LOCAL NEWS: "Southwest Ohio's Classic Country Giant" will be aimed at fast-growing Butler and Warren counties between Greater Cincinnati and Dayton. WNKN-FM will do local traffic, and Butler-Warren news from Michael Monks, a former WLW-AM reporter and WXIX-TV news producer who operates River City News covering Covington, Newport and other Northern Kentucky communities.

MUSIC HOSTS: Morning host Larry B has been heard on FM 105.9, as the afternoon guy on "The Rebel." Closson, former WUBE-FM program director (1990-2004), returns to local airwaves on weekends starting Oct. 7, while still working as an affiliate sales manager for Westwood One. Closson was inducted into the Country Radio Hall of Fame in June.
STUDIO: For now, WNKN-FM will broadcast from the Dry Ridge studios – 35 miles south of Covington -- while awaiting the Federal Communications Commission's possible changes on how close a studio must be to the tower. Ziesmann's did not buy the old Middletown WPFB farmhouse studios from the university.
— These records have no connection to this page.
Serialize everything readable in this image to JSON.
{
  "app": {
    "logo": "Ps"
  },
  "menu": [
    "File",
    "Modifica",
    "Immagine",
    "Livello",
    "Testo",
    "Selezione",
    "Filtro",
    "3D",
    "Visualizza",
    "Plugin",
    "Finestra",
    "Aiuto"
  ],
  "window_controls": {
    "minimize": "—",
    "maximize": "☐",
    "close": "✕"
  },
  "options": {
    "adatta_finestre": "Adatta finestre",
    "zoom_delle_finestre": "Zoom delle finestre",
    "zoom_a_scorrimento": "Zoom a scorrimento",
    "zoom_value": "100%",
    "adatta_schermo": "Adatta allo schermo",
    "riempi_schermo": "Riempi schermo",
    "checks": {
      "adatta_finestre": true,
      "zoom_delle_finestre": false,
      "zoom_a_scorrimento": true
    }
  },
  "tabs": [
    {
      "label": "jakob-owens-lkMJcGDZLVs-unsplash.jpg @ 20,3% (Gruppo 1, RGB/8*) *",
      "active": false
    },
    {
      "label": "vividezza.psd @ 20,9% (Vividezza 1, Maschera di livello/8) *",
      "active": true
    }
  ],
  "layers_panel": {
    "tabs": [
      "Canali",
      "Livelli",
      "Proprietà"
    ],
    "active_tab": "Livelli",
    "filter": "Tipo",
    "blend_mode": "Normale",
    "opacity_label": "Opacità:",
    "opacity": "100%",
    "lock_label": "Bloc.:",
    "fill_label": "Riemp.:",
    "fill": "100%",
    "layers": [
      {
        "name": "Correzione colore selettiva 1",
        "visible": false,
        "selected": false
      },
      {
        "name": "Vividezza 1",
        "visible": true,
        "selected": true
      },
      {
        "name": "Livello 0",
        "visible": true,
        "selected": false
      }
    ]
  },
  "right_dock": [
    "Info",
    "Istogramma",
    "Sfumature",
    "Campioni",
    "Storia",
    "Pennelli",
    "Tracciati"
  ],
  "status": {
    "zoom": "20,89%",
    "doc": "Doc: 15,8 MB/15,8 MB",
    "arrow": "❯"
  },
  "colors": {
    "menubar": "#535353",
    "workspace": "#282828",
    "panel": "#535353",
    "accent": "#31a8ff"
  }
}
A third studio was just added at WNKR-FM for the Middletown station. Ziesmann could eventually build a studio along the Butler-Warren I-75 corridor, or a centrally located joint studio in Greater Cincinnati. Dry Ridge "is not the most convenient situation," he says.
TARGET AUDIENCE: The "Classic Country Giant" is aimed at the Butler-Warren I-75 corridor, between Cincinnati's country WUBE-FM (B105) and Dayton's WHKO-FM (99.1). It's similar to his strategy for WNKR-FM in Dry Ridge, between B105 and Lexington's "The Bull" (98.1).
He should find a receptive audience for listeners and potential advertisers between Cincinnati and Dayton with WNKN-FM, which has been operated as a non-commercial station on a commercial frequency for six years. All the other commercial FM stations originally licensed to Butler and Warren counties have been converted into Greater Cincinnati stations: 97.3 (Lebanon), 103.5 and 96.5 (Hamilton) and 94.9 (Fairfield).

"We've run into a lot of people up there who can't wait to have a local station again. We're really looking forward to this," he says. "We're going to be a Southwestern Ohio radio station, not a Cincinnati or a Dayton station, just like we (WNKR-FM) are a Northern Kentucky radio station. We deliver a Northern Kentucky only audience to a Northern Kentucky only advertiser for a Northern Kentucky only price. We've made a nice living covering the communities between Cincinnati and Lexington."
SPORTS: It's too early to say if sports will return to the old WPFB-FM, which had broadcast high school and college sports over the year. "Sports is the last thing we'll pay attention to. I don't know if local high school sports belong on a signal that big," Ziesmann says.
The Dry Ridge station broadcasts University of Kentucky basketball and football.